Download the model weights for taesd_decoder.pth and taesd_encoder.pth and copy into the models/vae_approx folder of your ComfyUI workspace.

Compile TensorRT engines

dreamshaper-8-dmd-1kstep TensorRT

In ComfyUI:

  1. Generate fp8 ONNX weights for the dreamshaper-8-dmd-1kstep weights.

Export ONNX

  1. Compile a TensorRT engine using the fp8 ONNX weights.

Compile Engine

depth-anything-v2

Follow these instructions to compile a TensorRT engine.

For Step 2, make the following updates to export_trt.py:

  • Set trt_path to ./depth_anything_v2_vits14-fp16.engine
  • Set onnx_path to ./depth_anything_v2_vits14.onnx

Use workflow

ComfyUI

Start ComfyUI with the --disable-cuda-malloc flag which is required to avoid issues with the torch.compile configuration for the workflow.

Download workflow.json and drag-and-drop it into ComfyUI.

ComfyStream

Download api-workflow.json and upload it when using the ComfyStream UI.

Ideas

A couple of ideas to experiment with using this workflow as a base (note: in the long term, I suspect video models that are trained on actual videos to learn motion will yield better quality than stacking different techniques together with image models, so think of these as short-term experiments to squeeze as much juice as possible out of the open image models we already have):

Requires less coding:

  • Use ComfyUI-Background-Edit to separate the background/foreground of each frame, diffuse the background and/or foreground for each frame separately and then composite them back together. For example, we could re-style the background and keep the foreground character or vice-versa.
  • Use SAM2 to mask specific regions of frames and selectively diffuse those regions. For example, we could re-style a basketball in each frame, but keep everything else the same.
  • Use a ControlNet with a different conditioning input. For example, we could use an OpenPose ControlNet and then pass in input video with a moving OpenPose skeleton.
  • Use RealTimeNodes to control the parameter values in this workflow over time (i.e. change the text prompt over time, change the denoise level over time).

Requires more coding:

  • Use the same scheduling/sampling for DMD as the OpenDMD repo.
  • Use DMD2, which is supposed to be an improvement over the original DMD, for the UNet. The DMD2 repo contains pretrained weights using SDXL as the base model which might result in better quality outputs than the DMD weights which uses SD1.5 as the base model.
  • Use additional speed up techniques found in StreamDiffusion outside of the stream batch (this workflow already uses a 1-step model so the stream batch technique shouldn't make a difference, but there may be additional techniques there that could offer speed gains).
  • Use TAESDV, which supposedly can decode a continuous sequence of latents into a smoother sequence of frames than TAESD, for the VAE.
  • Use TemporalNet as an additional ControlNet in the workflow and use the optical flow for pairs of frames as the conditioning input to try to improve temporal conistency (i.e. reduce flickering, drastic frame-to-frame changes). In order to make this fast, we can use torch.compile to speed up the optical flow model (via a custom node).
  • Use IP-Adapters to use an image prompt instead of text prompt to guide diffusion. In order to make this fast, we'd probably want to accelerate the IP-Adapter with something like torch.compile.

Notes

Why create this workflow instead of just using one of the StreamDiffusion custom nodes?

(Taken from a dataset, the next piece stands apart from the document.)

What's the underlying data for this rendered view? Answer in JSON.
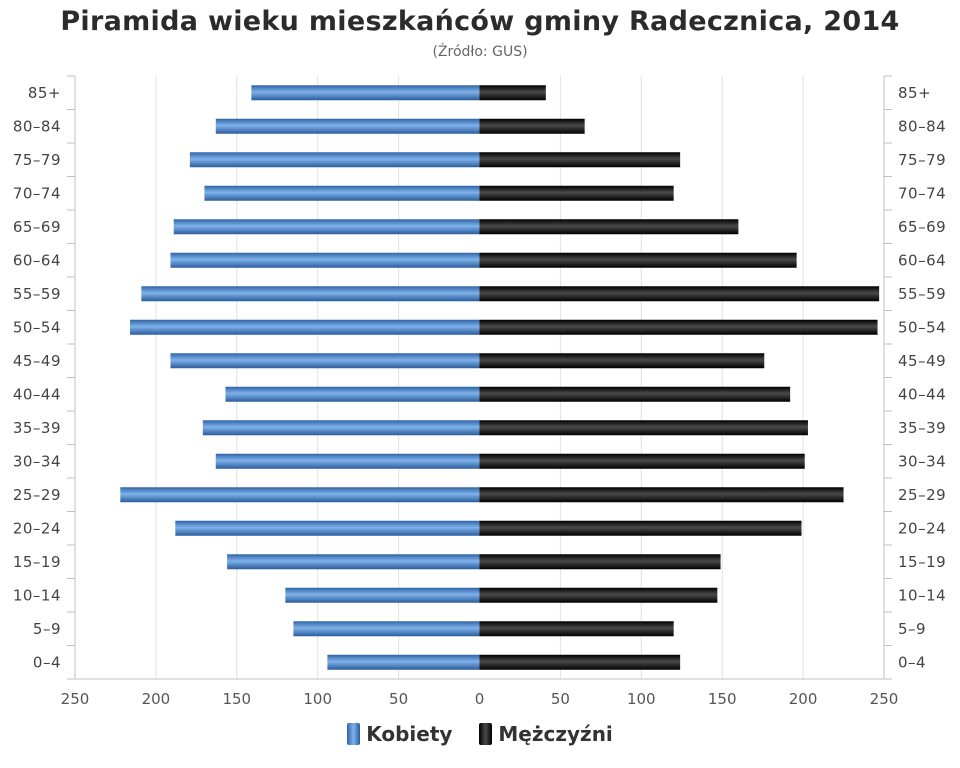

The StreamDiffusion library is built on top of the diffusers library so any custom node that just wraps the library would not be immediately composable with ComfyUI nodes that work with the ComfyUI core diffusion nodes. As a result, you wouldn't be able to use the UI to do things like swap the sampler, ControlNets, VAEs, etc. without building additional nodes.

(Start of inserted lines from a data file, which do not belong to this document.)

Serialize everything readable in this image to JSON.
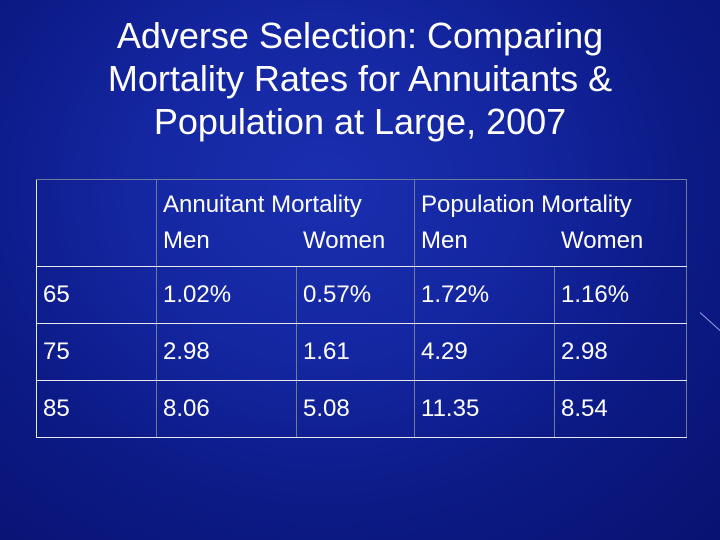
{
  "title": {
    "line1": "Adverse Selection: Comparing",
    "line2": "Mortality Rates for Annuitants &",
    "line3": "Population at Large, 2007"
  },
  "table": {
    "groups": [
      {
        "label": "Annuitant Mortality",
        "sub": [
          "Men",
          "Women"
        ]
      },
      {
        "label": "Population Mortality",
        "sub": [
          "Men",
          "Women"
        ]
      }
    ],
    "corner": "",
    "rows": [
      {
        "age": "65",
        "values": [
          "1.02%",
          "0.57%",
          "1.72%",
          "1.16%"
        ]
      },
      {
        "age": "75",
        "values": [
          "2.98",
          "1.61",
          "4.29",
          "2.98"
        ]
      },
      {
        "age": "85",
        "values": [
          "8.06",
          "5.08",
          "11.35",
          "8.54"
        ]
      }
    ]
  },
  "colors": {
    "background": "#1426a0",
    "text": "#ffffff",
    "border_light": "#e8e8e8",
    "border_dark": "#6f7a95"
  }
}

How does the speed of diffusion in this workflow compare with StreamDiffusion?

Since this workflow uses a 1-step distilled model and StreamDiffusion's stream batch technique only provides speed ups when the # of steps used by the model is > 1, diffusion for this particular model shouldn't be much slower than StreamDiffusion. However, since this workflow is only able to reach ~14fps on a Nvidia RTX 4090, there may be additional techniques used in StreamDiffusion that if adopted here could close the remaining speed gap.